She was on her way home from a party when her car hit a group of six cyclists. Two of them were killed, and three others seriously injured. The driver tested positive for alcohol and drug consumption.
That accident occurred last weekend in Valencia and is another example of how the consumption of drugs, especially cocaine and cannabis, has extended in recent years. These substances are no longer only associated with recreation: they have become part of everyday life for more and more people. In fact, the number of people who receive treatment after taking these drugs has greatly increased in Malaga province in recent years. Why is that? Because there has been a reduction in the perception of the risk associated with them.
Figures from the Provincial Drug Dependency Centre (CPD) support this claim. Most patients who need attention of this type have become dependent on alcohol, but in other cases the problem is with illegal substances such as cocaine and cannabis. In 2016 alone, the CPD assisted 1,135 people in the province who had problems because of these two drugs, and that is an increase of 54.6 per cent compared with ten years ago.
One of the worst problems is with cocaine; 675 people were assisted by the CPD last year, and the Proyecto Hombre association reports that 70 per cent of its work last year involved helping people with cocaine dependency. Its director in Malaga, Belén Pardo, says many people do not realise that cocaine cannot be consumed every day.
“For example, heroin is highly addictive and within a very short time you feel the need to consume it every day. Cocaine creates a false sense of control,” she explains.
Juan Jesús Ruiz, who runs the CPD, agrees and says that cocaine dependency begins little by little. Somebody who starts by taking it at weekends gradually ends up with a serious addiction, because their tolerance increases and they have to keep consuming more and more.
Cocaine is no longer considered an elite drug, and its consumption has increased. Although it costs money to acquire it, these experts warn that they are treating all types of people who have problems because of cocaine.
Some of their patients are professionals who work long hours. “When they take cocaine they feel more in control, more able to concentrate, so they often consume it even while they are working,” says Belén.
She also says that most of the people who come to the associations for help are men with a solid family and work structure, but they are still leading a double life. “They often don’t ask for help until something serious happens in their personal or working life,” she says.
With regard to cannabis consumption, the figures are alarming. Last year the CPD attended to 460 people, 142 per cent more than ten years ago.

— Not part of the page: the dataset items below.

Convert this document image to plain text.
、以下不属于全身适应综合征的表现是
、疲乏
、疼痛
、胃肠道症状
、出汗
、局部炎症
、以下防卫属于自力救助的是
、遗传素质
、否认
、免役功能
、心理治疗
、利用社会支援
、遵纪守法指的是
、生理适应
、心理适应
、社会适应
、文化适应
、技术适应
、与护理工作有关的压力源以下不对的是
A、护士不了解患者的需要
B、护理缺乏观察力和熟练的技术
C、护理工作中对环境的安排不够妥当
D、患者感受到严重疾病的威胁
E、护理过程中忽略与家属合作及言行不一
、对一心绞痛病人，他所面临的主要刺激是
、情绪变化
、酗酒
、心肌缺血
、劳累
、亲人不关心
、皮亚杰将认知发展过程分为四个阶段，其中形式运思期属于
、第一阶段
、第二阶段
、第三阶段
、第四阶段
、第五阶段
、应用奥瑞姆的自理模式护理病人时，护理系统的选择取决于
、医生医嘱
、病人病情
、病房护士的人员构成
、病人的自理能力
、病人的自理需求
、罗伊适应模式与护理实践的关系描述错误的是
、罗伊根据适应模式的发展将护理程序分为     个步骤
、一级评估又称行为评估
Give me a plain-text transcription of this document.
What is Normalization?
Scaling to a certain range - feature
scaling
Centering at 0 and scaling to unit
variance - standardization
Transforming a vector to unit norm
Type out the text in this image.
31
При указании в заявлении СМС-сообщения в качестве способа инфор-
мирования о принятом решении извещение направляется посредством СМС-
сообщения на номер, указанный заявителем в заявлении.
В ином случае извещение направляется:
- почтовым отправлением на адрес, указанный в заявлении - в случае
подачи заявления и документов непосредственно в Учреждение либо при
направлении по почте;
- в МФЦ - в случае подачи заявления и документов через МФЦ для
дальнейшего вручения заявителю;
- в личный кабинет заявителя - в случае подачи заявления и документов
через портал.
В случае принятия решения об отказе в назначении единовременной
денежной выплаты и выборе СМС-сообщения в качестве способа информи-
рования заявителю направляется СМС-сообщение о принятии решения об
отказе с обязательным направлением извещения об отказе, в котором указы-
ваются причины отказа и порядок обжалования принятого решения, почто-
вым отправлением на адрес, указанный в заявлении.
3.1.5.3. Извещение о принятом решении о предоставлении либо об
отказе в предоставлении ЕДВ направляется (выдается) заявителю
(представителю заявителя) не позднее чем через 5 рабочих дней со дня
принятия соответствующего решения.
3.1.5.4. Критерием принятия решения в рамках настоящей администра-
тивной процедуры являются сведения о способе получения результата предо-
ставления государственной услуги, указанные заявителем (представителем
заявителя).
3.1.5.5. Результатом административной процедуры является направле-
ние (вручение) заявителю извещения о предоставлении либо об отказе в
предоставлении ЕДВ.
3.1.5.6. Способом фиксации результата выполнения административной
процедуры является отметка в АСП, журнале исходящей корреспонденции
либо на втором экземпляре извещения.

Juan Jesús Ruiz says that in this case the profile of the people is different although, like cocaine, they come from all sectors of society. “This drug is becoming more popular and many youngsters are using it. On average, they start taking it when they are about 15 years old. However, many other people smoke cannabis, often at home after work,” he says.
In fact, although people may be somewhat wary of consuming cocaine, they think there is hardly any risk at all with cannabis. Experts refute this, and point out that it can have a serious effect on health.
José Manuel Burgos, a forensic doctor at the Institute of Legal Medicine in Malaga, explains that there has been an increase in psychotic incidents caused by cannabis.
“Knowing that I work on subjects like this, a friend of mine recently asked me to help his 22-year-old son, who is a student in Granada, because he had problems with this substance. He was admitted to an addiction centre just over two months ago, and has been receiving treatment ever since,” he says.
Juan Jesús Ruiz confirms that cannabis is an enabling substance in psychotic disorders. “If someone has an underlying problem, the drug will affect them more. Most of the time these problems can be overcome, but sometimes the damage remains,” he says.
With cocaine, the damage is physical rather than mental and it can be considerable. Forensic scientist Eduardo Ramos says cocaine consumption is linked with cardiovascular problems: when someone takes this drug it produces changes in the cardiovascular system which can lead to irregular heart beat and even sudden death.
“It doesn’t only affect somebody who has been taking it for years. It can happen at any time, even to people who have only been using it at weekends for a few months. The quantity which has been taken overall has nothing to do with it,” he says.